Back in the late 1980s, Spencer, now a retired Snow College professor, and Nay, a doctor's wife and Gunnison city councilwoman, had helped organize a group called Save Our Star (SOS), in order to purchase the ornate theater. But their efforts were unsuccessful, and it went to another buyer.
In 2004, a for-sale sign again went up in the box office of the Star, one of the most notable structures along U.S. 89. Within five weeks, Nay and Spencer incorporated a nonprofit organization, put up earnest money with 24 hours notice and came up with an $8,000 down payment and the theater was theirs.
"How many times," Spencer says, "do the fates provide a second chance on frustrated dreams?"
Built in 1912, the structure was originally called the Casino Theater. (That was before the word "casino" conjured up images of Las Vegas gambling houses, Spencer says.) A later owner changed the name to the Star Theater.
Nay and Spencer renamed it the Casino Star Theater in recognition "of the theater's entire history as an entertainment center for the Gunnison Valley."
Around the turn of the century, theaters were the most elaborate buildings in many communities.
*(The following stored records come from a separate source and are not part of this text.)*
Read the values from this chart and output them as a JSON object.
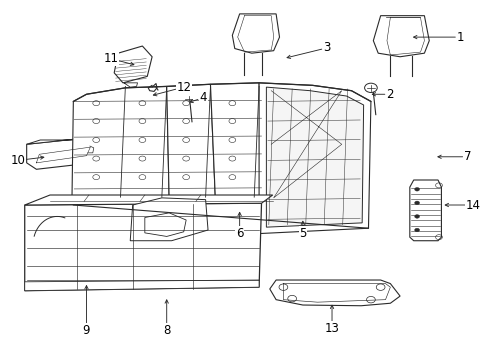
{
  "background_color": "#ffffff",
  "line_color": "#2a2a2a",
  "label_color": "#000000",
  "font_size": 8.5,
  "callouts": {
    "1": [
      0.945,
      0.9,
      0.84,
      0.9
    ],
    "2": [
      0.8,
      0.74,
      0.755,
      0.74
    ],
    "3": [
      0.67,
      0.87,
      0.58,
      0.84
    ],
    "4": [
      0.415,
      0.73,
      0.38,
      0.715
    ],
    "5": [
      0.62,
      0.35,
      0.62,
      0.395
    ],
    "6": [
      0.49,
      0.35,
      0.49,
      0.42
    ],
    "7": [
      0.96,
      0.565,
      0.89,
      0.565
    ],
    "8": [
      0.34,
      0.08,
      0.34,
      0.175
    ],
    "9": [
      0.175,
      0.08,
      0.175,
      0.215
    ],
    "10": [
      0.035,
      0.555,
      0.095,
      0.565
    ],
    "11": [
      0.225,
      0.84,
      0.28,
      0.82
    ],
    "12": [
      0.375,
      0.76,
      0.305,
      0.735
    ],
    "13": [
      0.68,
      0.085,
      0.68,
      0.16
    ],
    "14": [
      0.97,
      0.43,
      0.905,
      0.43
    ]
  }
}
The Casino Star was built in the same era as the Capitol Theatre in Salt Lake City, the Empress Theatre in Magna and Peery's Egyptian Theater in Ogden.
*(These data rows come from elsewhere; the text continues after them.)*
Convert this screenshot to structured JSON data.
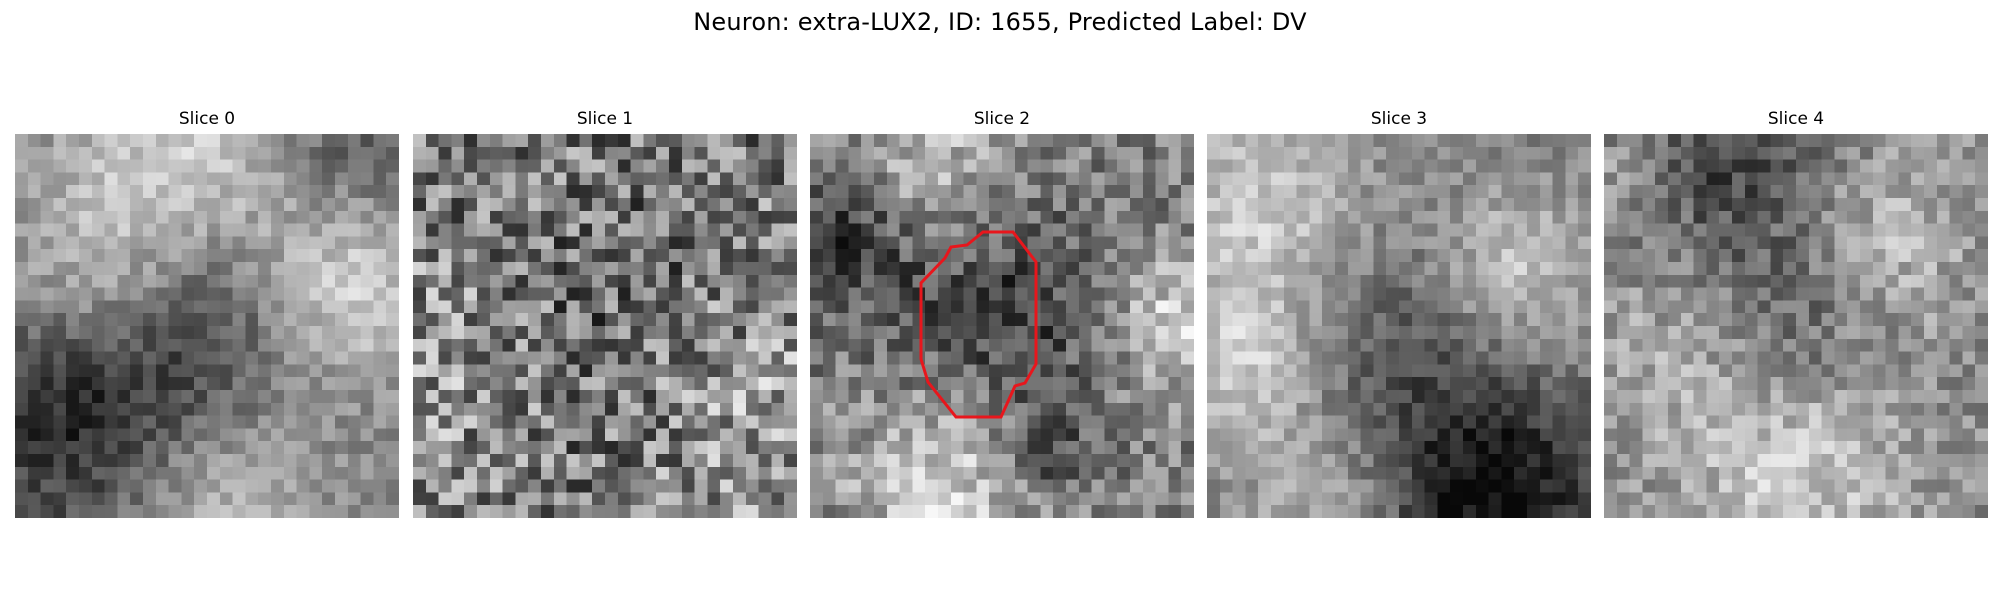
{
  "figure": {
    "title": "Neuron: extra-LUX2, ID: 1655, Predicted Label: DV"
  },
  "colormap": "gray",
  "contour_color": "#e8161c",
  "panels": [
    {
      "title": "Slice 0",
      "has_contour": false
    },
    {
      "title": "Slice 1",
      "has_contour": false
    },
    {
      "title": "Slice 2",
      "has_contour": true
    },
    {
      "title": "Slice 3",
      "has_contour": false
    },
    {
      "title": "Slice 4",
      "has_contour": false
    }
  ]
}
The Casino Star has the intricate decoration characteristic of beaux-arts architecture. The decorations tend to deteriorate, which is why few beaux-arts structures remain. Spencer, who has done research on the building, says that as far as she can determine, the Casino Star is the only beaux-arts theater west of the Mississippi that is still operating.
The original facade included columns, statues, cherubs and flowers. People entered through a huge arch lined with more than 350 terra cotta roses. Inside each rosette was a light bulb. Those bulbs lit up not only the theater but virtually the whole Gunnison Main Street, Nay says.
As part of a potential $1 million restoration, the women hope to restore the arch, flowers and light bulbs. "When we light it up, the (Gunnison) prison won't have anything on us," Nay says.
Another unique feature was the artesian well in the basement. In what must have been one of the earliest versions of swamp cooling, bales of hay were stacked in the basement and drenched with water from the well. Huge fans forced air through the hay and blew it through ductwork upstairs into the theater auditorium.
During the winter, artesian well water was channeled into a boiler to create steam, which flowed into radiators to heat the building.
Nay and Spencer also found a tunnel leading out of the building and under Main Street. Inside the theater basement, to the side of the tunnel opening, was a room with rough concrete walls with old whiskey bottles here and there on the floor. "We think this was a little speakeasy," Spencer says.
The Casino Theater was built by Sims Duggins, an entrepreneur who moved from Provo to Gunnison in the early 1900s. At the time, sugar beets were the dominant cash crop from Payson to Centerfield (a town just south of Gunnison), and Duggins believed Gunnison was destined to become a wealthy, sugar-beet mecca.
In 1912, he built what Spencer describes as a "big box" as the first step in constructing the theater. Meanwhile, he turned to the Beaux-Arts School of Architectural Design in Paris to design the facade and hired a Pittsburgh company to build it. Components of the facade arrived by train and were installed in 1915.